In today’s housing market, some parents and other relatives are asked to act as a guarantor or co-signer on a mortgage for young buyers who may not have the employment history or credit scores to qualify for a mortgage.
A co-signer is basically a co-owner, i.e., registered on the title and equally accountable for payments (although it’s often a given that the co-signer will not make the payments).
A guarantor, on the other hand, personally guarantees payments will be made if the original applicant defaults, but is not on title and therefor has no claim to the property.

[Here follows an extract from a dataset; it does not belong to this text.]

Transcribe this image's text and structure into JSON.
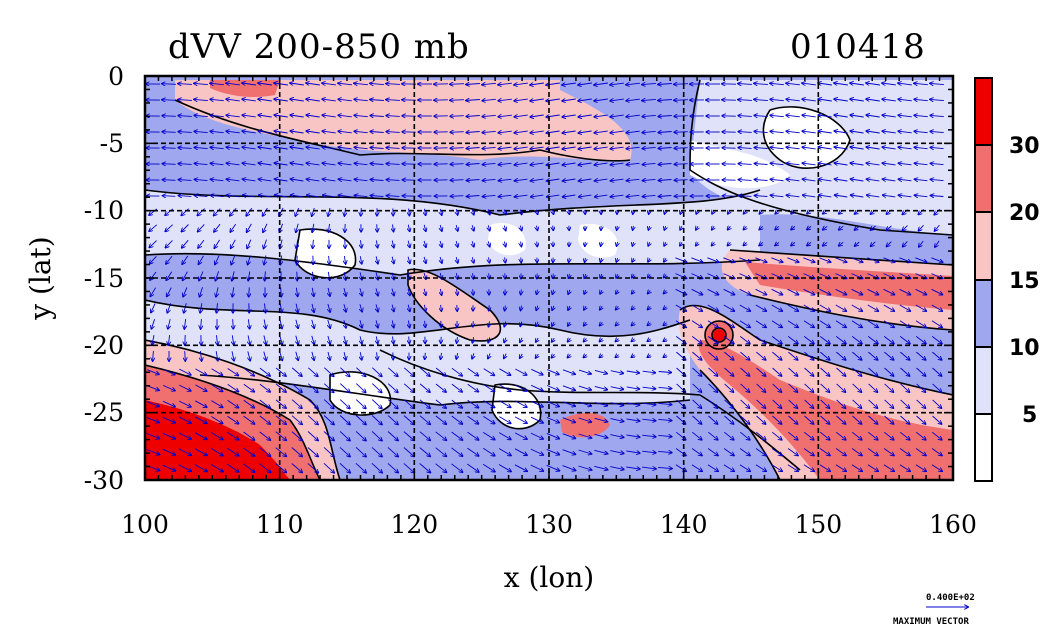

Lenders require co-signers and guarantors for different reasons, explains Helen Hancey, a mortgage specialist with The Mortgage Centre.
“A co-signer is used when you need to support income,” she says. If the original applicant’s qualifying ratio doesn’t meet the lender’s standards, a co-signer is required to bridge the income gap.
A co-signer must sign all of the mortgage documents and can expect to remain on title until the applicant qualifies for the mortgage on his own. Or, in the case of two spouses, the co-signer might remain on title indefinitely. Keep in mind that removing someone from the title involves legal fees.
One exit option for a guarantor is for the homeowner to refinance — usually at a slightly higher rate — with a second-tier mortgage lender that is more flexible when it comes to debt-to-income ratios or credit transgressions.
Talk to your lender and lawyer before becoming a guarantor or a co-signer on a mortgage.